On 12/16/2013 9:49 PM, Jason Resch wrote:



On Mon, Dec 16, 2013 at 11:45 PM, meekerdb <[email protected] <mailto:[email protected]>> wrote:

    On 12/16/2013 8:52 PM, LizR wrote:
    On 17 December 2013 16:22, Stephen Paul King <[email protected]
    <mailto:[email protected]>> wrote:

        Dear LizR,

          That is exactly the point that I wanted to make: 'There couldn't be an
        observer in such a universe, it's far too simple." There could not be 
one
        wherefore "he could deduce the existence of 17 theoretically, and work 
out its
        properties" is impossible: probability zero.

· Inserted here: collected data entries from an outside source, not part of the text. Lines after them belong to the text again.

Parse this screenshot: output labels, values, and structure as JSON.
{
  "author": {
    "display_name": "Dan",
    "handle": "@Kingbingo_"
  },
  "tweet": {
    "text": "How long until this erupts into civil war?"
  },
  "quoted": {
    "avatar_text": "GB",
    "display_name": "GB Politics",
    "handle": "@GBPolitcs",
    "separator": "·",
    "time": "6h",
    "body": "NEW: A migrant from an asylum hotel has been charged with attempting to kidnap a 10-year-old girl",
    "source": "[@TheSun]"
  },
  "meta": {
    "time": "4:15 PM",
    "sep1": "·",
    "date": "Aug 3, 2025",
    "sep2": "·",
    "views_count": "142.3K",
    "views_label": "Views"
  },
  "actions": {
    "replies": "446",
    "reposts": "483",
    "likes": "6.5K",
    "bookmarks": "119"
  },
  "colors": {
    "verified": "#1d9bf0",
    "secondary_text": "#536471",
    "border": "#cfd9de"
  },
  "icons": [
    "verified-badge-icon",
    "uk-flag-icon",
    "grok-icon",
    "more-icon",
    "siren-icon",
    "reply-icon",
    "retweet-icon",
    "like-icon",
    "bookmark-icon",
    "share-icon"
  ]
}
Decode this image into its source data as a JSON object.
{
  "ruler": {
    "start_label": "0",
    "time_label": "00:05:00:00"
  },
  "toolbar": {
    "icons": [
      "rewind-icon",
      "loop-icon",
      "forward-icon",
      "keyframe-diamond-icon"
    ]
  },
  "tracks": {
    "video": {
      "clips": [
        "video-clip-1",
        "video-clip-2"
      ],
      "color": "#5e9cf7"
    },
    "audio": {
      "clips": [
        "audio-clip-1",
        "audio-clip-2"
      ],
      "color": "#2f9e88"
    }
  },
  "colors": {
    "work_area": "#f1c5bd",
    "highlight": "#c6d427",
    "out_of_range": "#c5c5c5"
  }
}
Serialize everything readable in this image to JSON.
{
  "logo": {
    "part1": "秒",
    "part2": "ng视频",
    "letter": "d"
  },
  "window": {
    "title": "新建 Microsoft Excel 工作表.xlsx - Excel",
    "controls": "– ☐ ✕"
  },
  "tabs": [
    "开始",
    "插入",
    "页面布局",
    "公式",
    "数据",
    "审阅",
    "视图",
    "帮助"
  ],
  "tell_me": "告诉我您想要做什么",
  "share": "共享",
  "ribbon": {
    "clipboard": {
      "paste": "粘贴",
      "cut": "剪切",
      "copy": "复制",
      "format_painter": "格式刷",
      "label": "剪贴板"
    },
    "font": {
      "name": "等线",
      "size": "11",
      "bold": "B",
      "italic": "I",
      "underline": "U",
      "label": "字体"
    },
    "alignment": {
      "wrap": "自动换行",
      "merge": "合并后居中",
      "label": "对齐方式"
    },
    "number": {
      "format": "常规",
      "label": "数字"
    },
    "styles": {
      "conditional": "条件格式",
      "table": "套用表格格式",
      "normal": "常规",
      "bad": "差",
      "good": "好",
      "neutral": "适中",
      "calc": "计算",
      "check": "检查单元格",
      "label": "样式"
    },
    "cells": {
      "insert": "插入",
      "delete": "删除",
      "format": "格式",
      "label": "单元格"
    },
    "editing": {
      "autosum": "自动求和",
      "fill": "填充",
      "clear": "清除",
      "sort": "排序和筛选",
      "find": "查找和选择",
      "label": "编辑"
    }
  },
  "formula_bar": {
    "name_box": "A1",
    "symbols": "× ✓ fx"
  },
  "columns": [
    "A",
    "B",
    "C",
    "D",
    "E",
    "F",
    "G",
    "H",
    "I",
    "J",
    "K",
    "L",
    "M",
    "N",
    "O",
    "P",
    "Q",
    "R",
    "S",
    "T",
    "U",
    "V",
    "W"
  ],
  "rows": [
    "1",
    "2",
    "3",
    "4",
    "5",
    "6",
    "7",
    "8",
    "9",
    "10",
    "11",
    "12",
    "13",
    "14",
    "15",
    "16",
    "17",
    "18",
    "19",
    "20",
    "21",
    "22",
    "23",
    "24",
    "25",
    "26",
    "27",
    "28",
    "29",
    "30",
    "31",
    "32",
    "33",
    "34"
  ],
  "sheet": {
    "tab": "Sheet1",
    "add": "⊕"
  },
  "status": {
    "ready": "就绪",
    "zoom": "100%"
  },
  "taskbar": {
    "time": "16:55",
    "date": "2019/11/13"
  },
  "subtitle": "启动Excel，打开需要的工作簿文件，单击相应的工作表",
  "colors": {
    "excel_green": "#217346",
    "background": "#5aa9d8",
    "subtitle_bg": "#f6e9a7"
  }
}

    I can't see the significance of this argument. If we take a large enough 
number,
    say 10^80, that observers /can /exist, we can then ask whether such 
observers could
    work out the properties of numbers greater than 10^80.

    Can we?  Whenever I add 1 to 10^80 I get 10^80 in spite of Peano.


Use a programming language such as python or Java which supports big integers. It will let you add 1 to 10^80.

I know. I was just taking 10^80 to mean "a very big number" which of course depends on context. I generally do applied physics and engineering and so 10^80+1 = 10^80 for physical variables.